September 04, 2007

Macros: what are they good for?

Paul Graham wrote an entire book about the uses of Common Lisp macros. In it, he lists the basic things you can do with macros (pp 107-109). Here's my condensed version:
  1. Transformation
    • treat argument as a syntax tree data structure rather than code to be evaluated
    • argument can be transformed before being compiled (example)
  2. Binding
    • if you want to pass an argument to a function that doesn't evaluate its argument, you can't evaluate your argument either
  3. Conditional evaluation
    • don't evaluate any argument whose value isn't needed
  4. Multiple evaluation
    • do as many evaluations of an argument as necessary
  5. Using the calling environment
    • equivalent to referring to global variables
    • so much for lexical scope
    • this is almost always a mistake (you should pass it in as a parameter instead)
  6. Wrapping a new environment
    • macros can redefine variables that appear in their arguments before the argument is evaluated
    • this is useful, but creates nasty bugs when it happens by accident
  7. Saving function calls
    • Do as much work at compile time as possible
    • Similar to inline functions, constant folding
5 and 6 are not allowed in Scheme's hygienic macros. These evaluate free variables using lexical scope (eliminating 5), and automatically gensym new variables in macros (preventing 6). I agree with eliminating 5, but 6 can be extremely useful. For example, 4 is really a special case of 6, since evaluating an argument will give you the same answer every time unless you change the environment in which it's evaluated.

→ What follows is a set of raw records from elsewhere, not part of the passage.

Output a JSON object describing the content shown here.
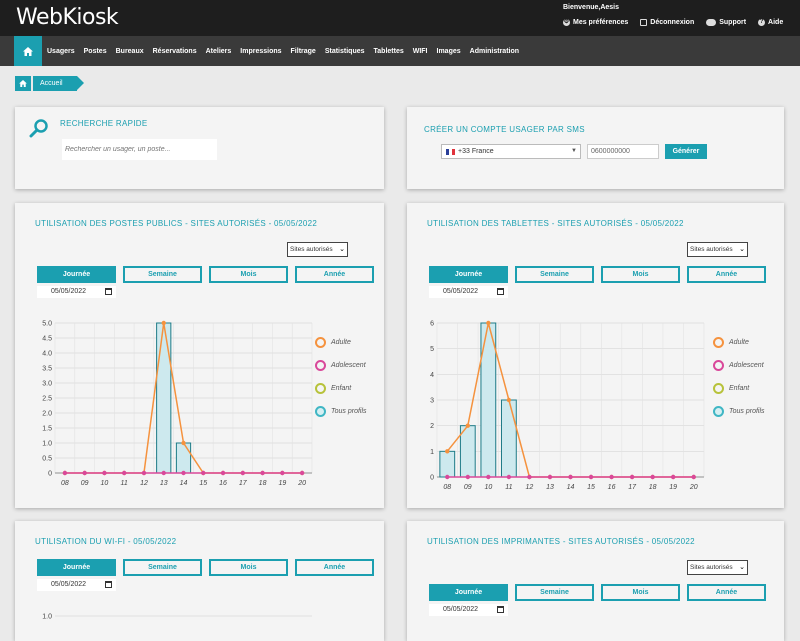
{
  "header": {
    "logo": "WebKiosk",
    "welcome": "Bienvenue,Aesis",
    "links": [
      {
        "label": "Mes préférences",
        "icon": "gear-icon"
      },
      {
        "label": "Déconnexion",
        "icon": "logout-icon"
      },
      {
        "label": "Support",
        "icon": "support-icon"
      },
      {
        "label": "Aide",
        "icon": "help-icon"
      }
    ]
  },
  "nav": {
    "items": [
      "Usagers",
      "Postes",
      "Bureaux",
      "Réservations",
      "Ateliers",
      "Impressions",
      "Filtrage",
      "Statistiques",
      "Tablettes",
      "WIFI",
      "Images",
      "Administration"
    ]
  },
  "breadcrumb": {
    "current": "Accueil"
  },
  "quick_search": {
    "title": "RECHERCHE RAPIDE",
    "placeholder": "Rechercher un usager, un poste..."
  },
  "sms_account": {
    "title": "CRÉER UN COMPTE USAGER PAR SMS",
    "country": "+33 France",
    "phone_placeholder": "0600000000",
    "button": "Générer"
  },
  "periods": [
    "Journée",
    "Semaine",
    "Mois",
    "Année"
  ],
  "date_value": "05/05/2022",
  "sites_option": "Sites autorisés",
  "legend": [
    {
      "label": "Adulte",
      "color": "#f5923e"
    },
    {
      "label": "Adolescent",
      "color": "#d9489a"
    },
    {
      "label": "Enfant",
      "color": "#b7c23a"
    },
    {
      "label": "Tous profils",
      "color": "#3fb6c4"
    }
  ],
  "panels": {
    "postes": {
      "title": "UTILISATION DES POSTES PUBLICS - SITES AUTORISÉS - 05/05/2022"
    },
    "tablettes": {
      "title": "UTILISATION DES TABLETTES - SITES AUTORISÉS - 05/05/2022"
    },
    "wifi": {
      "title": "UTILISATION DU WI-FI - 05/05/2022"
    },
    "imprimantes": {
      "title": "UTILISATION DES IMPRIMANTES - SITES AUTORISÉS - 05/05/2022"
    }
  },
  "chart_data": [
    {
      "type": "bar",
      "categories": [
        "08",
        "09",
        "10",
        "11",
        "12",
        "13",
        "14",
        "15",
        "16",
        "17",
        "18",
        "19",
        "20"
      ],
      "ylim": [
        0,
        5.0
      ],
      "yticks": [
        "0",
        "0.5",
        "1.0",
        "1.5",
        "2.0",
        "2.5",
        "3.0",
        "3.5",
        "4.0",
        "4.5",
        "5.0"
      ],
      "series": [
        {
          "name": "Tous profils",
          "type": "bar",
          "values": [
            0,
            0,
            0,
            0,
            0,
            5,
            1,
            0,
            0,
            0,
            0,
            0,
            0
          ]
        },
        {
          "name": "Adulte",
          "type": "line",
          "values": [
            0,
            0,
            0,
            0,
            0,
            5,
            1,
            0,
            0,
            0,
            0,
            0,
            0
          ]
        },
        {
          "name": "Adolescent",
          "type": "line",
          "values": [
            0,
            0,
            0,
            0,
            0,
            0,
            0,
            0,
            0,
            0,
            0,
            0,
            0
          ]
        }
      ]
    },
    {
      "type": "bar",
      "categories": [
        "08",
        "09",
        "10",
        "11",
        "12",
        "13",
        "14",
        "15",
        "16",
        "17",
        "18",
        "19",
        "20"
      ],
      "ylim": [
        0,
        6
      ],
      "yticks": [
        "0",
        "1",
        "2",
        "3",
        "4",
        "5",
        "6"
      ],
      "series": [
        {
          "name": "Tous profils",
          "type": "bar",
          "values": [
            1,
            2,
            6,
            3,
            0,
            0,
            0,
            0,
            0,
            0,
            0,
            0,
            0
          ]
        },
        {
          "name": "Adulte",
          "type": "line",
          "values": [
            1,
            2,
            6,
            3,
            0,
            0,
            0,
            0,
            0,
            0,
            0,
            0,
            0
          ]
        },
        {
          "name": "Adolescent",
          "type": "line",
          "values": [
            0,
            0,
            0,
            0,
            0,
            0,
            0,
            0,
            0,
            0,
            0,
            0,
            0
          ]
        }
      ]
    },
    {
      "type": "bar",
      "categories": [],
      "ylim": [
        0,
        1.0
      ],
      "yticks": [
        "1.0"
      ],
      "series": []
    }
  ]
}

A lot of this has to do with strict vs lazy functions, that is, strict functions, which evaluate all their arguments exactly once, at the time when they are called, vs lazy functions, which only evaluate an argument at the time(s) (if any) the value is required. Various languages allow this, e.g., Scala, which is strict by default but allows lazy functions, or Haskell, which is lazy by default but allows strict behaviour. However, many programmers use languages that are completely strict (C, C++, Java, etc.) or restrict themselves to subsets of a language which are entirely strict (Lisp without macros, Perl and Python without certain libraries).

On Lisp also lists some good and bad points about macros (again, my condensed version):

The Good:
  • Computation at compile time (as much as possible)
    • a well-made compiler should be doing this automatically
  • Integration (e.g., write a compiler that translates a mini-language into the base language)
    • This is basically another way of saying "compute at compile time"
  • Saving function calls
    • again, a well-made compiler should be doing this automatically
The Bad:
  • Macros aren't first class
    • they should be, just like functions
  • Lack of clarity
    • code that rewrites code can be disconcerting at first
  • Lack of debugger support
    • debuggers are typically tuned to help you debug stuff that happens at run-time, not compile-time
  • Macro recursion
    • is even more confusing than normal recursion, but you managed that, right?
Haskell is of interest, because it was designed from the ground up with laziness in mind. Practically everything in Haskell is defined in terms of a transformation into simpler constructs, eventually terminating with a small subset of Haskell (the Haskell kernel). In short, everything in Haskell except the kernel is already a macro. The lazy functions are first class, don't look strange (because they're everywhere), and the debugger supports them (duh!). All you have to do is wrap your head around the idea of lazy evaluation, and you have half the power of macros without the disadvantages.

What you can ignore with Haskell:
2. not a problem; lazy evaluation by default
3. lazy evaluation by default
5. lexical scope by default
7. compiler does it automatically

So in Haskell, all you need to worry about are 4 & 6 (which are the same thing), and the big 1, which is hard to equal without Lisp's syntax tree data structures. I haven't learned enough Haskell to be sure, but some things I've read indicate Haskell allows these things too, in a nice way.